Adaptation approuvée par son auteur d’un roman jet-set à succès, Hell perd hélas beaucoup de sa substance avec le passage au grand écran, à commencer par le ton provocateur de sa narration. Comédie de mœurs adolescentes, le film ne reste finalement pas grand-chose de plus qu’une version moderne de La Boum, à peine un peu plus démonstrative.
Ella est une jolie jeune fille dont les parents écoutent France Gall mais pas de jazz. Conséquemment, alors qu’elle se posait ses premières questions d’adolescente angoissée, la réponse s’est imposée d’elle-même : ces deux ringards de parents l’avaient nommée depuis une chanson cheap des années 80, et pas par respect pour une diva du jazz. Et donc, elle leur en veut. Énormément. Au reste du monde, aussi. Bref, Ella nous fait sa crise d’adolescence. Et histoire de combler tout un tas de manques, qu’elle ressent sans doute sans pouvoir les nommer, elle s’adonne aussi, ô horreur, ô opprobre, ô désolation!, au sexe, à la drogue et aussi, mais trop peu, au rock’n’roll. Tout cela dure jusqu’à ce qu’elle rencontre le beau Andréa, le premier garçon avec lequel elle passera plus d’une nuit au lit.
On peut s’en rendre compte : une histoire d’amour se profile, de celles dont on fait les Grandes Histoires. Shakespeare eût-il douté de son inspiration pour Roméo et Juliette que ce film lui donne un canevas tout fait : quelques rimes et nous voilà avec une romance grandiose, tragique, flamboyante. Et puis, histoire de faire moderne et suffisamment bobo, situons le tout dans la jet-set de la ville-lumière.
Film arrogant et suffisant, Hell se pare des oripeaux de la décadence de la jeunesse occidentale pour décrire une faune prétendument choquante. Mais hélas, il faut se rappeler que la décadence n’est rien, sans grandeur. Or, de grandeur, ici : point. Entre un jeu d’acteur à la limite de la caricature par moment, une mise en scène d’une oppressante linéarité et un symbolisme benêt, le film tourne bien vite à la démonstration de bonnes intentions policées.

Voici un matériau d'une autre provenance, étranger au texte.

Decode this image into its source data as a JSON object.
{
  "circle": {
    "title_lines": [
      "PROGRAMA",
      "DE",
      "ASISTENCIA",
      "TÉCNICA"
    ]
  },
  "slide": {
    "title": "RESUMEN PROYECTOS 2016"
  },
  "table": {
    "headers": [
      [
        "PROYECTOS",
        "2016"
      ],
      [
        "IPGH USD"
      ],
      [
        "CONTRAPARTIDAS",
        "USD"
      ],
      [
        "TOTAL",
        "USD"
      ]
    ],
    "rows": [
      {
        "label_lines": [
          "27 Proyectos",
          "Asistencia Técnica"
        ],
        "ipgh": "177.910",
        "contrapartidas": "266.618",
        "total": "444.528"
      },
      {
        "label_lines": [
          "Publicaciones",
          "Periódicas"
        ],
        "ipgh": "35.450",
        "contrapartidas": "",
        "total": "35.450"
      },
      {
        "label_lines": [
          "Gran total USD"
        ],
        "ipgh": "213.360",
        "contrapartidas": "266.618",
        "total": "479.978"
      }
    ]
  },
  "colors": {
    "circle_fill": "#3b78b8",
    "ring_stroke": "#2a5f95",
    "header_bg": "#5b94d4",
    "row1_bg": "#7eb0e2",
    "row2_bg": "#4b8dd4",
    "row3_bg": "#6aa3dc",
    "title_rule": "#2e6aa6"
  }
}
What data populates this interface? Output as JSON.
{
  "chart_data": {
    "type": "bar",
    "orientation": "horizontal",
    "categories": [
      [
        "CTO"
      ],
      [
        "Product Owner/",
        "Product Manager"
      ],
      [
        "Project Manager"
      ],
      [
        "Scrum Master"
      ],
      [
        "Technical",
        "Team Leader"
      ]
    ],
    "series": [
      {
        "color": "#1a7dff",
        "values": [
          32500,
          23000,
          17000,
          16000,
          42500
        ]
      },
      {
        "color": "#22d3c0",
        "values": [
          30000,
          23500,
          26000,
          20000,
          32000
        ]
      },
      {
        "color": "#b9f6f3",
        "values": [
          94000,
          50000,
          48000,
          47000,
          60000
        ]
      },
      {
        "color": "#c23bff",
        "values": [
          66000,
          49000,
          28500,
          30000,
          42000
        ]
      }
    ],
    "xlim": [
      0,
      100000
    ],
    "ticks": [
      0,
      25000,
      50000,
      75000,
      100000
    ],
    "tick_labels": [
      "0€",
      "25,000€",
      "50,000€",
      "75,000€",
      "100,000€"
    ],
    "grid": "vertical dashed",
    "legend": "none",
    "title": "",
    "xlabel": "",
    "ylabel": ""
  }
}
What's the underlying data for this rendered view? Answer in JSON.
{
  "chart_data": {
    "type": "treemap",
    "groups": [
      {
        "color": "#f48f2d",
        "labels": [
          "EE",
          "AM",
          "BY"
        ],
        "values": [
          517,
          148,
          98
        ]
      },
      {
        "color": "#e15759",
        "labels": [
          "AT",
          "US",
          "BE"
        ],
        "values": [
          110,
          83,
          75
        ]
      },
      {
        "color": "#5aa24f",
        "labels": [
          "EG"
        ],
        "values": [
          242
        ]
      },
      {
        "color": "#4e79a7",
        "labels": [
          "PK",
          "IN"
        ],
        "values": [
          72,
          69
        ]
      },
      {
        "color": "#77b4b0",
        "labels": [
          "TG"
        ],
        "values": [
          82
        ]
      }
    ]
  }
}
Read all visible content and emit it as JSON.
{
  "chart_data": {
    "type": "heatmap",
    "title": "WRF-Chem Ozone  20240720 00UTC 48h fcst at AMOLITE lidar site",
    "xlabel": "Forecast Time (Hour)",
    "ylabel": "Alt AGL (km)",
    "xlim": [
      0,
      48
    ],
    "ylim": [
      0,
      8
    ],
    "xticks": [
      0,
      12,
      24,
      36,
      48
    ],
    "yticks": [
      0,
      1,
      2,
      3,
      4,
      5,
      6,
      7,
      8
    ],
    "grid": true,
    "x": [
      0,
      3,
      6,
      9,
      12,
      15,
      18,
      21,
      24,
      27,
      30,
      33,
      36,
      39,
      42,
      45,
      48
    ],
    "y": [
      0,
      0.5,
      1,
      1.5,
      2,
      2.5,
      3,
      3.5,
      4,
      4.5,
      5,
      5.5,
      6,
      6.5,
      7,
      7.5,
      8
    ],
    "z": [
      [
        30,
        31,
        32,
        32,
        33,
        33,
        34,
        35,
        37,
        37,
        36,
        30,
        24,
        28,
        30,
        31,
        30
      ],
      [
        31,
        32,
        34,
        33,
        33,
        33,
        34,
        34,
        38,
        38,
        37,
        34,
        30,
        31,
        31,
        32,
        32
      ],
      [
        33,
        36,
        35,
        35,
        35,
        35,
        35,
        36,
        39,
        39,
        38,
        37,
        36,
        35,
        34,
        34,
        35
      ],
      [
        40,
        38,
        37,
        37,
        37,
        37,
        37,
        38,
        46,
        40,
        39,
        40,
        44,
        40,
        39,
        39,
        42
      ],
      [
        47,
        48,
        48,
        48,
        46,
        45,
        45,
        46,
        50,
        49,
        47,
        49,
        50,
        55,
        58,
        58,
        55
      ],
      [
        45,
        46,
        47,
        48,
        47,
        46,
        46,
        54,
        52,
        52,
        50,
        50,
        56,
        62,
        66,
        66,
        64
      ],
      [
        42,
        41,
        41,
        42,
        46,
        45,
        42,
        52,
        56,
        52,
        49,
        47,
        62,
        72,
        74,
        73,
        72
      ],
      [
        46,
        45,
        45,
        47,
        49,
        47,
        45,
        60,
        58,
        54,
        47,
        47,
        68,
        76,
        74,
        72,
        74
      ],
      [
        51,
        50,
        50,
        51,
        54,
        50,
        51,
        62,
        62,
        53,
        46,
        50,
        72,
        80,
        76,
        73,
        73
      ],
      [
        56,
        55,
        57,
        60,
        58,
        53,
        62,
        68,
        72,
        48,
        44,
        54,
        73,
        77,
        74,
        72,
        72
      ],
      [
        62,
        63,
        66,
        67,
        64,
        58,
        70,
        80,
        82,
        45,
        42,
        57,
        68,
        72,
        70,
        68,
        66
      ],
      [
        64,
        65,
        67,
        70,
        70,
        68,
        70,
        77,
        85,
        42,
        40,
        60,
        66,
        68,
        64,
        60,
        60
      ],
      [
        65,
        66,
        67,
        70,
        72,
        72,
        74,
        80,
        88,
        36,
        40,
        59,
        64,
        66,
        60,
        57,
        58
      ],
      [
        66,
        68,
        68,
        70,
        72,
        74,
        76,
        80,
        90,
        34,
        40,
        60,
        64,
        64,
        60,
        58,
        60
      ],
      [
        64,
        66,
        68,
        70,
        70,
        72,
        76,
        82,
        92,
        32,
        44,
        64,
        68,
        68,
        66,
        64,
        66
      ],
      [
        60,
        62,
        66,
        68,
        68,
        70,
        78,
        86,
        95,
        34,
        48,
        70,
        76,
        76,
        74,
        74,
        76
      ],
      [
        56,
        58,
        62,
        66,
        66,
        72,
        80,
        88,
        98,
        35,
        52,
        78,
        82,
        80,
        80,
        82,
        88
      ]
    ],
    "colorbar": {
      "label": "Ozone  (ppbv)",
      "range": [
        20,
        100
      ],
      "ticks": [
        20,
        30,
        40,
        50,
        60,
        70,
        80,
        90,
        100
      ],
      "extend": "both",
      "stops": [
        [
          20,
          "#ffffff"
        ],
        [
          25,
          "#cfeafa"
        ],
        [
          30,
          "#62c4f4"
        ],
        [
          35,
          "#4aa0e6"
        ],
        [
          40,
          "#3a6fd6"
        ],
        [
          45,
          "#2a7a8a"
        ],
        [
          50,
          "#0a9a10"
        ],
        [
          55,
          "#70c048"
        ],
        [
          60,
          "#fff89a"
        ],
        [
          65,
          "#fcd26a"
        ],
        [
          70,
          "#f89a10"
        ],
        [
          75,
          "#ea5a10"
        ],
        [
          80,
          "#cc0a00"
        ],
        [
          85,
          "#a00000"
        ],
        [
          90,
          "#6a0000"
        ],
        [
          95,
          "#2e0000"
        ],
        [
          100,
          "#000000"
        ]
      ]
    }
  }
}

Ella se surnomme « Hell » – quand je vous parlais de symboles lourds et spécieux – sans doute parce que ça fait très « in » dans les soirées. La jeune fille affecte un nihilisme bon ton qui désespère maman et papa et permet quelques mots d’esprit dignes des cours de récréation, mais ce nihilisme s’avère ne cacher qu’un vide complet. Vide partagé, et c’est donc le secret de leur entente, par Andréa, qui livre au long du film un remarquable catalogue d’expressions atones. Tous deux voguent sur la ligne entendue et tracée d’avance d’une relation sur le modèle conquête-félicité-déchéance – chaos avec une constance remarquable, Sara Forestier frisant parfois le jeu le plus mauvais, Nicolas Duvauchelle semblant s’ennuyer ferme dans le rôle du bel homme gravure de mode chez Gucci© (qui semble-t-il sponsorise le film). S’il serait très injuste de réduire le jeu des acteurs à quelques faux pas, l’ensemble de leur prestation déçoit malgré tout.
Une mise en scène pleine de faux raccords, exempte de la plus élémentaire spontanéité, et d’une platitude incroyable achève de desservir le film. Là où le film voudrait se vautrer dans une vénéneuse décadence, ne reste qu’un catalogue de scènes sorties de « Paris Dernière » : n’est pas La Dolce Vita qui veut (malgré une citation éhontée). Tout le film semble tourner autour de la dualité entre ces êtres vides de toute substance et un apprentissage doucereux et corrompu de la passion. Hélas, la passion est le plus souvent éteinte dans les yeux des acteurs, et là où elle devrait flamber, ne réside que l’ennui. Et quand bien même ce serait volontaire, l’audace est par trop absente de la mise en scène pour servir un propos qui se serait voulu ambigu…
Provocateur à la petite semaine, nanti d’un scénario assurant le minimum vital du frisson gentiment pornographique pour emmener une personne au cinéma manger du pop-corn, Hell clame haut et fort – et bien malgré lui – que Fellini avait tout dit, et que tout ceux qui veulent le plagier, sciemment ou non, ne sont que des amateurs gauches.